Tip: If you’re worried that your former spouse might try to open credit in your name during or after a divorce, a free credit freeze can help protect you.
2) Separate Joint Accounts
Separating joint accounts and dividing debt is probably one of the most difficult parts of a divorce — at least from a financial perspective. If you co-signed a loan or credit card with your spouse, you’re both responsible for the debt in the eyes of the lender. That’s true whether the account is a mortgage, an auto loan, a credit card or other financial obligations.
The best way to protect your credit during a divorce is to pay off and close joint accounts as quickly as possible. Here are a few ways to accomplish that goal:
- Sell the asset (e.g., the home or car) and use it to pay off the loan. If there’s money left over, use it to pay off other joint debts.
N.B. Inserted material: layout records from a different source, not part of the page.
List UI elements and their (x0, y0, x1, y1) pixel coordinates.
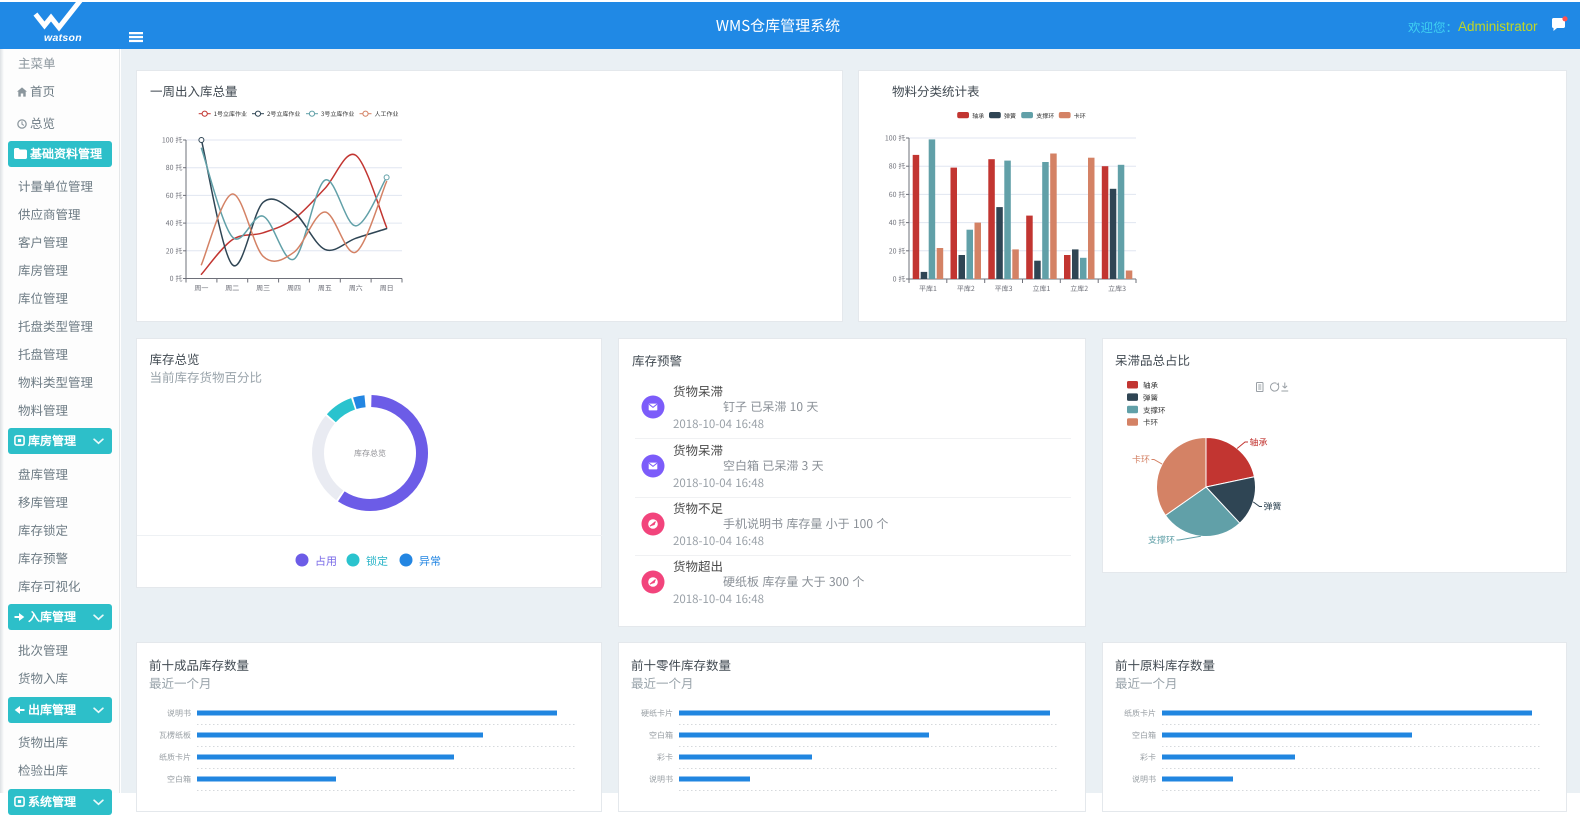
svg-text:卡环: 卡环 (1143, 417, 1159, 428)
svg-text:最近一个月: 最近一个月 (149, 673, 212, 692)
svg-text:前十成品库存数量: 前十成品库存数量 (149, 655, 249, 674)
svg-text:轴承: 轴承 (972, 111, 984, 120)
svg-text:平库3: 平库3 (995, 284, 1013, 294)
svg-text:弹簧: 弹簧 (1143, 392, 1159, 403)
svg-text:立库3: 立库3 (1108, 284, 1126, 294)
svg-text:80 托: 80 托 (889, 162, 906, 172)
svg-text:最近一个月: 最近一个月 (1115, 673, 1178, 692)
svg-text:支撑环: 支撑环 (1143, 405, 1166, 416)
svg-text:呆滞品总占比: 呆滞品总占比 (1115, 350, 1190, 369)
svg-text:卡环: 卡环 (1074, 111, 1086, 120)
svg-text:平库1: 平库1 (919, 284, 937, 294)
svg-text:说明书: 说明书 (649, 774, 673, 785)
svg-text:2018-10-04 16:48: 2018-10-04 16:48 (673, 416, 764, 432)
svg-text:手机说明书 库存量 小于 100 个: 手机说明书 库存量 小于 100 个 (723, 515, 888, 532)
svg-text:前十原料库存数量: 前十原料库存数量 (1115, 655, 1215, 674)
svg-text:库存总览: 库存总览 (354, 448, 386, 459)
svg-text:100 托: 100 托 (885, 134, 906, 144)
svg-text:0 托: 0 托 (893, 275, 906, 285)
svg-text:40 托: 40 托 (889, 218, 906, 228)
svg-text:空白箱: 空白箱 (649, 730, 673, 741)
svg-text:3号立库作业: 3号立库作业 (321, 109, 354, 118)
svg-text:人工作业: 人工作业 (375, 109, 399, 118)
svg-text:平库2: 平库2 (957, 284, 975, 294)
svg-text:异常: 异常 (419, 553, 441, 569)
svg-text:纸质卡片: 纸质卡片 (1124, 708, 1156, 719)
svg-text:60 托: 60 托 (166, 191, 183, 201)
svg-text:空白箱 已呆滞 3 天: 空白箱 已呆滞 3 天 (723, 457, 824, 474)
svg-text:库存预警: 库存预警 (632, 351, 682, 370)
svg-text:支撑环: 支撑环 (1036, 111, 1054, 120)
svg-text:硬纸板 库存量 大于 300 个: 硬纸板 库存量 大于 300 个 (723, 573, 864, 590)
svg-text:弹簧: 弹簧 (1264, 500, 1282, 513)
svg-text:20 托: 20 托 (166, 246, 183, 256)
svg-text:空白箱: 空白箱 (167, 774, 191, 785)
svg-text:说明书: 说明书 (1132, 774, 1156, 785)
svg-text:库存总览: 库存总览 (150, 349, 200, 368)
svg-text:100 托: 100 托 (162, 136, 183, 146)
svg-text:周三: 周三 (256, 284, 270, 294)
svg-text:物料分类统计表: 物料分类统计表 (892, 81, 980, 100)
svg-text:锁定: 锁定 (366, 553, 388, 569)
svg-text:周五: 周五 (318, 284, 332, 294)
svg-text:纸质卡片: 纸质卡片 (159, 752, 191, 763)
svg-text:周四: 周四 (287, 284, 301, 294)
svg-text:2号立库作业: 2号立库作业 (267, 109, 300, 118)
svg-text:轴承: 轴承 (1250, 436, 1268, 449)
svg-text:彩卡: 彩卡 (1140, 752, 1156, 763)
svg-text:watson: watson (44, 32, 82, 44)
svg-text:货物超出: 货物超出 (673, 556, 723, 575)
svg-text:周六: 周六 (349, 284, 363, 294)
svg-text:周二: 周二 (225, 284, 239, 294)
svg-text:货物不足: 货物不足 (673, 498, 724, 517)
svg-text:20 托: 20 托 (889, 246, 906, 256)
svg-text:货物呆滞: 货物呆滞 (673, 440, 723, 459)
svg-text:当前库存货物百分比: 当前库存货物百分比 (150, 367, 263, 386)
svg-text:卡环: 卡环 (1132, 453, 1150, 466)
svg-text:前十零件库存数量: 前十零件库存数量 (631, 655, 731, 674)
svg-text:一周出入库总量: 一周出入库总量 (150, 81, 238, 100)
svg-text:0 托: 0 托 (170, 274, 183, 284)
svg-text:周一: 周一 (194, 284, 208, 294)
svg-text:立库2: 立库2 (1070, 284, 1088, 294)
svg-text:2018-10-04 16:48: 2018-10-04 16:48 (673, 591, 764, 607)
svg-text:支撑环: 支撑环 (1148, 533, 1175, 546)
svg-text:占用: 占用 (315, 553, 337, 569)
svg-text:最近一个月: 最近一个月 (631, 673, 694, 692)
svg-text:40 托: 40 托 (166, 219, 183, 229)
svg-text:轴承: 轴承 (1143, 380, 1159, 391)
svg-text:1号立库作业: 1号立库作业 (214, 109, 247, 118)
svg-text:彩卡: 彩卡 (657, 752, 673, 763)
svg-text:60 托: 60 托 (889, 190, 906, 200)
svg-text:周日: 周日 (380, 284, 394, 294)
svg-text:空白箱: 空白箱 (1132, 730, 1156, 741)
svg-text:立库1: 立库1 (1032, 284, 1050, 294)
svg-text:硬纸卡片: 硬纸卡片 (641, 708, 673, 719)
svg-text:货物呆滞: 货物呆滞 (673, 381, 723, 400)
svg-text:2018-10-04 16:48: 2018-10-04 16:48 (673, 475, 764, 491)
svg-text:瓦楞纸板: 瓦楞纸板 (159, 730, 191, 741)
svg-text:钉子 已呆滞 10 天: 钉子 已呆滞 10 天 (723, 398, 818, 415)
svg-text:80 托: 80 托 (166, 163, 183, 173)
svg-text:2018-10-04 16:48: 2018-10-04 16:48 (673, 533, 764, 549)
svg-text:弹簧: 弹簧 (1004, 111, 1016, 120)
svg-text:说明书: 说明书 (167, 708, 191, 719)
- Refinance the loan into one person’s name. Will your ex-spouse be keeping the house or vehicle? If so, it’s best to refinance the loan in his or her name. If there’s equity available in the home, you may be able to get your ex-spouse to agree to a cash-out refinance and use the available funds to pay off other joint debts, like auto loans or credit cards.
- Close joint credit cards. If you and your former spouse co-signed to open a joint credit card, it’s typically best to close the account during a divorce. This goes against standard credit advice and, in truth, closing a joint card might have a negative impact on your credit score if it causes your credit utilization to increase. However, if you don’t close the account, you risk legal liability for late payments and future charges made by your former spouse.
- Remove authorized-user status. Even if your former spouse isn’t a joint account holder on any of your credit cards, he or she may have authorized-user status on your account. If that’s the case, call your card issuer and remove the authorized-user status. Otherwise, as the primary cardholder you will be responsible for any future charges if your ex-spouse uses the account.
3) Understand How Your Divorce Decree Works
As part of your divorce settlement, the judge will issue a divorce decree. Among other things, your divorce decree states which party (you or your ex-spouse) is responsible for paying the debts. So, if the court says your former spouse is responsible for paying a joint mortgage, that would be stated in the divorce decree.
But there’s a catch — and it comes as a shock to many people. The truth is that your creditors generally don’t care what your divorce decree says.
If you signed a joint contract with your former spouse for a loan or credit card, you’re still responsible for the debt in the eyes of the lender, regardless of what your divorce decree says. If your ex-spouse is assigned responsibility for paying a joint mortgage in your divorce decree, but he/she fails to pay on time, new late payments will almost certainly be added to both of your credit reports. Both of your credit scores could suffer.
The scenario above happens all the time. It’s one of the reasons why it’s so important to pay off or refinance joint debt prior to the final divorce decree, if at all possible, as recommended by Experian.
4) Establish Your Own Credit, If Needed
Finally, make sure you have credit established in your own name. This is especially important if all of your previous accounts were joint or if you were only an authorized user on the credit cards.
Need to build credit in your name? A credit card can be a smart place to start. A properly managed credit card (no late payments, balance paid in full each month) has the potential to do great things for your credit scores.
The Bottom Line
Not doing the work to protect your credit during a divorce might leave you feeling less overwhelmed in the short term, but it’s a mistake that can haunt you for years to come.
Post-divorce, many people find themselves with low credit scores and damaged credit reports, unable to qualify for loans, credit cards or even an apartment. You can and should do everything in your power to avoid these problems.
Make the effort to protect your credit on the front end. It might not be fun, but you’ll be grateful later.